Já a deputada estadual Mônica Francisco (PSOL) disse que os ataques sofridos pela universidade na atual administração Bolsonaro fazem parte de um conjunto de acontecimentos no país contra a democracia. “O maior símbolo da democracia é a produção de conhecimento, de ciência, a possibilidade de uma universidade plural, diversa”, afirmou a deputada, que defendeu ainda a participação das bancadas das Câmaras Municipais na frente ampla.

O deputado Paulo Ramos (PDT) disse que a reunião foi importante para fazer frente “ao desmonte da universidade” em curso.
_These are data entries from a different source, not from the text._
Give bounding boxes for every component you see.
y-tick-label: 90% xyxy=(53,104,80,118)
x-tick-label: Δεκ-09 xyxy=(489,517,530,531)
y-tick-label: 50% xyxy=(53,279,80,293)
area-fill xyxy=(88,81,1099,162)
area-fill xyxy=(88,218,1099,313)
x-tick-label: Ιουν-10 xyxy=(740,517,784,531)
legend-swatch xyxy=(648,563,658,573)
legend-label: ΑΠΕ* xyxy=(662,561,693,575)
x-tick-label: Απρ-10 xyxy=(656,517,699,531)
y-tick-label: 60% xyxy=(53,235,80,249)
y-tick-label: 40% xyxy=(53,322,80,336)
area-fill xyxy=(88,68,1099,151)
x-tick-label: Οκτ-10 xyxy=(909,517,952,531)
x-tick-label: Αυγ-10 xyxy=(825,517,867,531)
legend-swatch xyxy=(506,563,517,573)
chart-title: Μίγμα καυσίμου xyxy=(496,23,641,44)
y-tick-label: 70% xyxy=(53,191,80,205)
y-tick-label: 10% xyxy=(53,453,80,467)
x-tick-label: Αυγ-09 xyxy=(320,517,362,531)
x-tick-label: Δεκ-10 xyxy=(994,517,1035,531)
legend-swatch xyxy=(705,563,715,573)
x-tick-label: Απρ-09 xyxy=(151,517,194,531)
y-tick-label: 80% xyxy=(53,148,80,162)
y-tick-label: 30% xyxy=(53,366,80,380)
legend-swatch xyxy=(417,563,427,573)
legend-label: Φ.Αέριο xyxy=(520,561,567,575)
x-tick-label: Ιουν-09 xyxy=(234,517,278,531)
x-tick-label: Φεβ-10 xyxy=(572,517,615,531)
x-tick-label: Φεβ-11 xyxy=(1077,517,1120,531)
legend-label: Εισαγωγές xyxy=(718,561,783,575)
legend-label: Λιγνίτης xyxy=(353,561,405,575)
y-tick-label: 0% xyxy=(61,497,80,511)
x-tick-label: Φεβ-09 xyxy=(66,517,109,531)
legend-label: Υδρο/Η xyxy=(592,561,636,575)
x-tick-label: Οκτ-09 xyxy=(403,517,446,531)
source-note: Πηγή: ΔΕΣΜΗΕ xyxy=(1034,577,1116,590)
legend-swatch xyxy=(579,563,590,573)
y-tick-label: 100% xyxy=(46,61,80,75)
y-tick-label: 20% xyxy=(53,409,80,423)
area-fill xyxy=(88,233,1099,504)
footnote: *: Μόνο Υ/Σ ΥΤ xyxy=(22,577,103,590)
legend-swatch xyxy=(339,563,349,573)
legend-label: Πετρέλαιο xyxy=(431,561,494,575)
Já Marcelo Freixo (PSOL) ressaltou que os ataques do governo contra a universidade são parte de um quadro de crise de democracia. “É um corte violento acompanhado de um projeto muito perverso”, afirmou. “Não dá mais para nós ficarmos com a agenda reativa a essa crise”, disse o deputado federal, que ressaltou a necessidade de a bancada em defesa da educação ser formada com o maior número possível de partidos comprometidos com a democracia.

O deputado federal Marcelo Calero (Cidadania) criticou o desprezo por critérios científicos nas políticas públicas do governo Bolsonaro, citando a flexibilização das leis de trânsito anunciada na semana anterior. “As políticas públicas não estão sendo feitas com base em dados, em ciência. Isso é muito preocupante”, afirmou Calero, destacando a necessidade de união entre os parlamentares em favor das universidades. “Precisamos unir o campo humanista, de pessoas que tenham preocupação com o ser humano, independentemente da visão econômica ou sobre o Estado. Fico muito feliz de estar aqui hoje”, afirmou.

Carlos Minc, da bancada estadual do PSB, reforçou o que deve ser característica da frente. “A educação é um palco privilegiado para construir maiorias multipartidárias”, disse.

O deputado estadual Renan Ferreirinha fez coro com o colega de partido. “Esse debate está muito longe de uma perspectiva ideológica”, afirmou. Ferreirinha destacou os efeitos dos cortes de verbas sobre economia, emprego, renda e arrecadação de impostos no estado do Rio. “O corte tem um efeito muito além dos muros das universidades, tem efeito direto na economia fluminense”, completou. O estado do Rio conta com quatro universidades federais – UFRJ, UFF, UniRio e UFRRJ – e as estaduais UERJ, Uenf e Uezo.

O encontro contou ainda com a participação da deputada federal Talíria Petrone (PSOL) e dos deputados estaduais Eliomar Coelho (PSOL) e Flavio Serafini (PSOL). Os deputados federais Jandira Feghali (PCdoB) e Alessandro Molon (PSB) e o deputado estadual Luiz Paulo (PSDB) não puderam comparecer, mas enviaram representantes que expressaram adesão à iniciativa da AdUFRJ.

A reunião também recebeu apoio do Observatório do Conhecimento, rede de 14 associações docentes de universidade que tem como objetivo defender a universidade pública, gratuita e de qualidade, além da liberdade acadêmica.